A Fault Tolerance Protocol for Fast Recovery
Publication Type: PhD Thesis
Repository URL: sayantan-thesis
Large machines with tens or even hundreds of thousands of processors are currently in use. As the number of components increases, the mean time between failure will decrease further. Fault tolerance is an important issue for these and the even larger machines of the future. This is borne out by the significant amount of work in the field of fault tolerance for parallel computing. However, recovery-time after a crash in all current fault tolerance protocols is no smaller than the time between the last checkpoint and the crash. This wastes valuable computation time as all the remaining processors wait for the crashed processors to recover.
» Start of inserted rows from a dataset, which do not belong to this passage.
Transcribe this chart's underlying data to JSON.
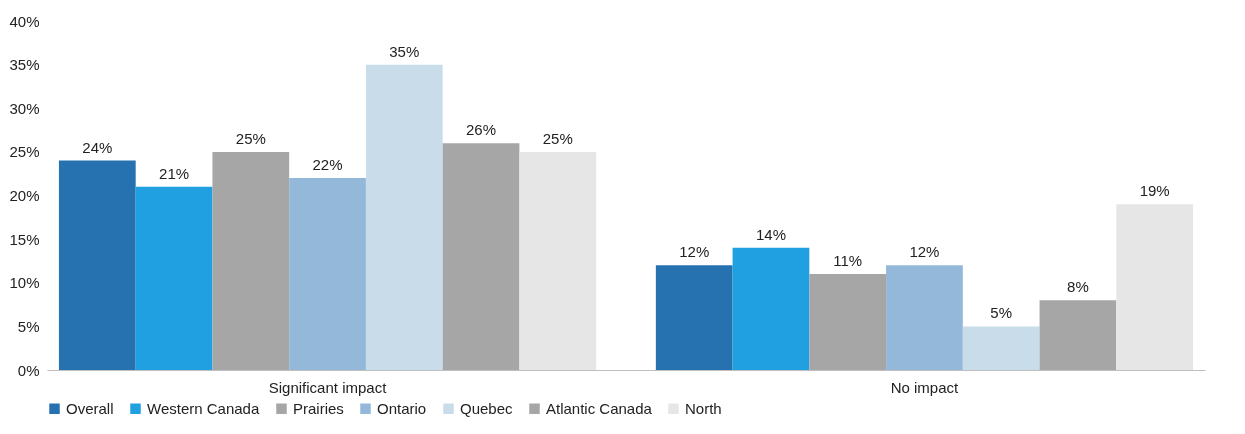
{
  "chart_data": {
    "type": "bar",
    "categories": [
      "Significant impact",
      "No impact"
    ],
    "series": [
      {
        "name": "Overall",
        "color": "#2672b0",
        "values": [
          24,
          12
        ],
        "value_labels": [
          "24%",
          "12%"
        ]
      },
      {
        "name": "Western Canada",
        "color": "#20a0e0",
        "values": [
          21,
          14
        ],
        "value_labels": [
          "21%",
          "14%"
        ]
      },
      {
        "name": "Prairies",
        "color": "#a6a6a6",
        "values": [
          25,
          11
        ],
        "value_labels": [
          "25%",
          "11%"
        ]
      },
      {
        "name": "Ontario",
        "color": "#93b8da",
        "values": [
          22,
          12
        ],
        "value_labels": [
          "22%",
          "12%"
        ]
      },
      {
        "name": "Quebec",
        "color": "#c8dcea",
        "values": [
          35,
          5
        ],
        "value_labels": [
          "35%",
          "5%"
        ]
      },
      {
        "name": "Atlantic Canada",
        "color": "#a6a6a6",
        "values": [
          26,
          8
        ],
        "value_labels": [
          "26%",
          "8%"
        ]
      },
      {
        "name": "North",
        "color": "#e6e6e6",
        "values": [
          25,
          19
        ],
        "value_labels": [
          "25%",
          "19%"
        ]
      }
    ],
    "ylim": [
      0,
      40
    ],
    "yticks": [
      {
        "value": 0,
        "label": "0%"
      },
      {
        "value": 5,
        "label": "5%"
      },
      {
        "value": 10,
        "label": "10%"
      },
      {
        "value": 15,
        "label": "15%"
      },
      {
        "value": 20,
        "label": "20%"
      },
      {
        "value": 25,
        "label": "25%"
      },
      {
        "value": 30,
        "label": "30%"
      },
      {
        "value": 35,
        "label": "35%"
      },
      {
        "value": 40,
        "label": "40%"
      }
    ],
    "grid": false,
    "legend": "bottom"
  }
}
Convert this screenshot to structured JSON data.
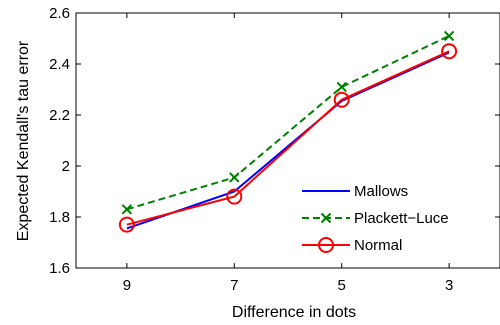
{
  "chart_data": {
    "type": "line",
    "title": "",
    "xlabel": "Difference in dots",
    "ylabel": "Expected Kendall's tau error",
    "categories": [
      "9",
      "7",
      "5",
      "3"
    ],
    "ylim": [
      1.6,
      2.6
    ],
    "yticks": [
      "1.6",
      "1.8",
      "2",
      "2.2",
      "2.4",
      "2.6"
    ],
    "grid": false,
    "legend_position": "bottom-right",
    "series": [
      {
        "name": "Mallows",
        "color": "#0000ff",
        "line_style": "solid",
        "marker": "none",
        "values": [
          1.755,
          1.9,
          2.255,
          2.445
        ]
      },
      {
        "name": "Plackett−Luce",
        "color": "#008000",
        "line_style": "dashed",
        "marker": "x",
        "values": [
          1.83,
          1.955,
          2.31,
          2.51
        ]
      },
      {
        "name": "Normal",
        "color": "#ff0000",
        "line_style": "solid",
        "marker": "circle",
        "values": [
          1.77,
          1.88,
          2.26,
          2.45
        ]
      }
    ]
  }
}
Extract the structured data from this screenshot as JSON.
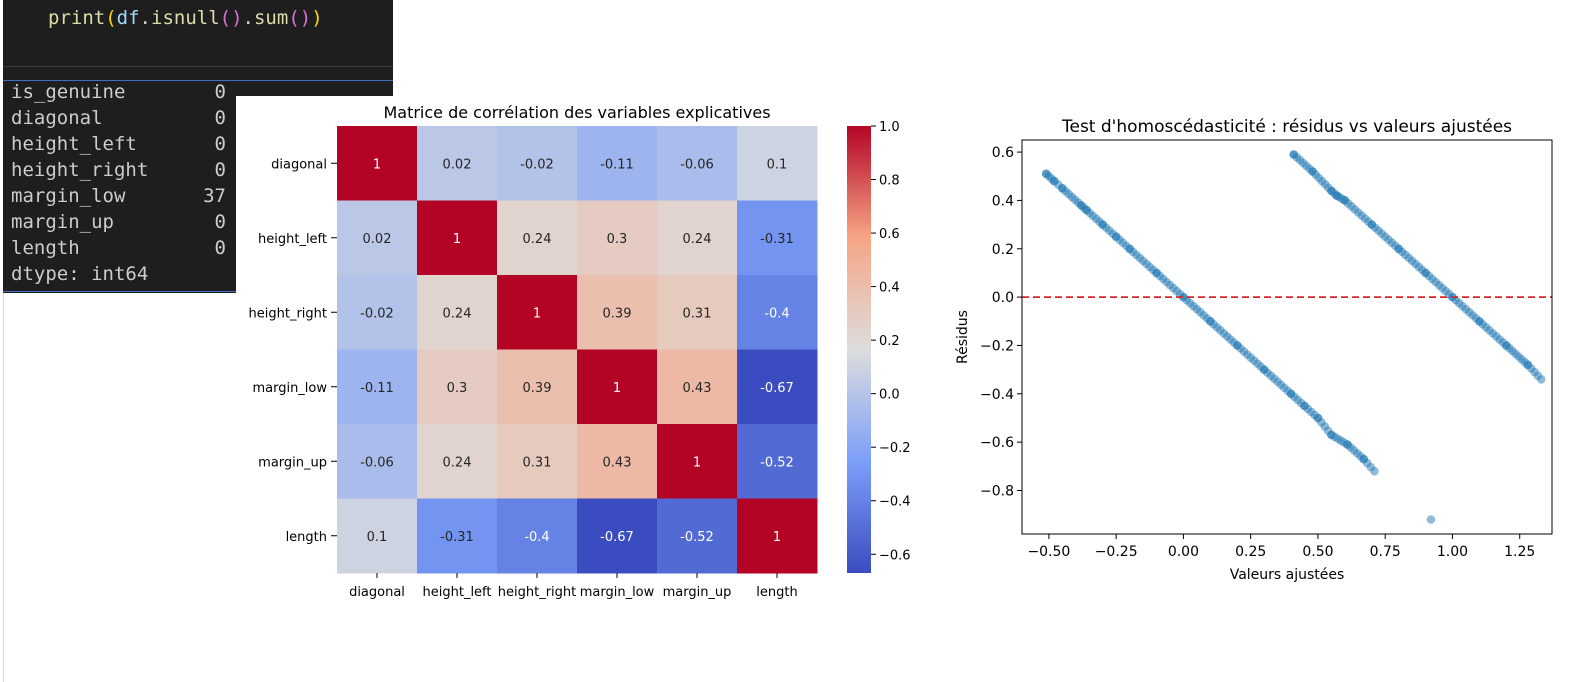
{
  "code": {
    "fn": "print",
    "var": "df",
    "method1": "isnull",
    "method2": "sum"
  },
  "output": {
    "rows": [
      {
        "name": "is_genuine",
        "value": "0"
      },
      {
        "name": "diagonal",
        "value": "0"
      },
      {
        "name": "height_left",
        "value": "0"
      },
      {
        "name": "height_right",
        "value": "0"
      },
      {
        "name": "margin_low",
        "value": "37"
      },
      {
        "name": "margin_up",
        "value": "0"
      },
      {
        "name": "length",
        "value": "0"
      }
    ],
    "dtype": "dtype: int64"
  },
  "chart_data": [
    {
      "type": "heatmap",
      "title": "Matrice de corrélation des variables explicatives",
      "colormap": "coolwarm",
      "vmin": -0.67,
      "vmax": 1.0,
      "rows": [
        "diagonal",
        "height_left",
        "height_right",
        "margin_low",
        "margin_up",
        "length"
      ],
      "columns": [
        "diagonal",
        "height_left",
        "height_right",
        "margin_low",
        "margin_up",
        "length"
      ],
      "values": [
        [
          1,
          0.02,
          -0.02,
          -0.11,
          -0.06,
          0.1
        ],
        [
          0.02,
          1,
          0.24,
          0.3,
          0.24,
          -0.31
        ],
        [
          -0.02,
          0.24,
          1,
          0.39,
          0.31,
          -0.4
        ],
        [
          -0.11,
          0.3,
          0.39,
          1,
          0.43,
          -0.67
        ],
        [
          -0.06,
          0.24,
          0.31,
          0.43,
          1,
          -0.52
        ],
        [
          0.1,
          -0.31,
          -0.4,
          -0.67,
          -0.52,
          1
        ]
      ],
      "colorbar_ticks": [
        "1.0",
        "0.8",
        "0.6",
        "0.4",
        "0.2",
        "0.0",
        "−0.2",
        "−0.4",
        "−0.6"
      ]
    },
    {
      "type": "scatter",
      "title": "Test d'homoscédasticité : résidus vs valeurs ajustées",
      "xlabel": "Valeurs ajustées",
      "ylabel": "Résidus",
      "xlim": [
        -0.6,
        1.37
      ],
      "ylim": [
        -0.98,
        0.65
      ],
      "xticks": [
        "−0.50",
        "−0.25",
        "0.00",
        "0.25",
        "0.50",
        "0.75",
        "1.00",
        "1.25"
      ],
      "yticks": [
        "0.6",
        "0.4",
        "0.2",
        "0.0",
        "−0.2",
        "−0.4",
        "−0.6",
        "−0.8"
      ],
      "hline_y": 0.0,
      "hline_color": "#d62728",
      "point_color": "#1f77b4",
      "series": [
        {
          "x": [
            -0.51,
            -0.48,
            -0.45,
            -0.38,
            -0.36,
            -0.3,
            -0.25,
            -0.2,
            -0.1,
            0.0,
            0.1,
            0.2,
            0.3,
            0.4,
            0.45,
            0.5,
            0.55,
            0.61,
            0.67,
            0.71
          ],
          "y": [
            0.51,
            0.48,
            0.45,
            0.38,
            0.36,
            0.3,
            0.25,
            0.2,
            0.1,
            0.0,
            -0.1,
            -0.2,
            -0.3,
            -0.4,
            -0.45,
            -0.5,
            -0.57,
            -0.61,
            -0.67,
            -0.72
          ]
        },
        {
          "x": [
            0.41,
            0.48,
            0.55,
            0.57,
            0.6,
            0.7,
            0.8,
            0.9,
            1.0,
            1.1,
            1.2,
            1.28,
            1.33
          ],
          "y": [
            0.59,
            0.52,
            0.44,
            0.42,
            0.4,
            0.3,
            0.2,
            0.1,
            0.0,
            -0.1,
            -0.2,
            -0.28,
            -0.34
          ]
        },
        {
          "x": [
            0.92
          ],
          "y": [
            -0.92
          ]
        }
      ]
    }
  ]
}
This thesis presents research aimed at developing a fault tolerant protocol that is relevant in the context of parallel computing and provides fast restarts. We propose to combine the ideas of message logging and object based virtualization. We leverage the facts that message logging based protocols do not require all processors to rollback when one processor crashes and that object based virtualization allows work to be moved from one processor to another. We develop a message logging protocol that operates in conjunction with object based virtualization. We evaluate and study the implementation of our protocol in the Charm++/AMPI run-time. We use benchmarks and real world applications to investigate and improve the performance of different aspects of our protocol. We also modify the load balancing framework of the Charm++ run-time to work with the message logging protocol. We show that in the presence of faults, an application using our fault tolerance protocol takes less time to complete than a traditional checkpoint based protocol.
Sayantan Chakravorty, A Fault Tolerance Protocol for Fast Recovery, Dept. of Computer Science, University of Illinois. 2008.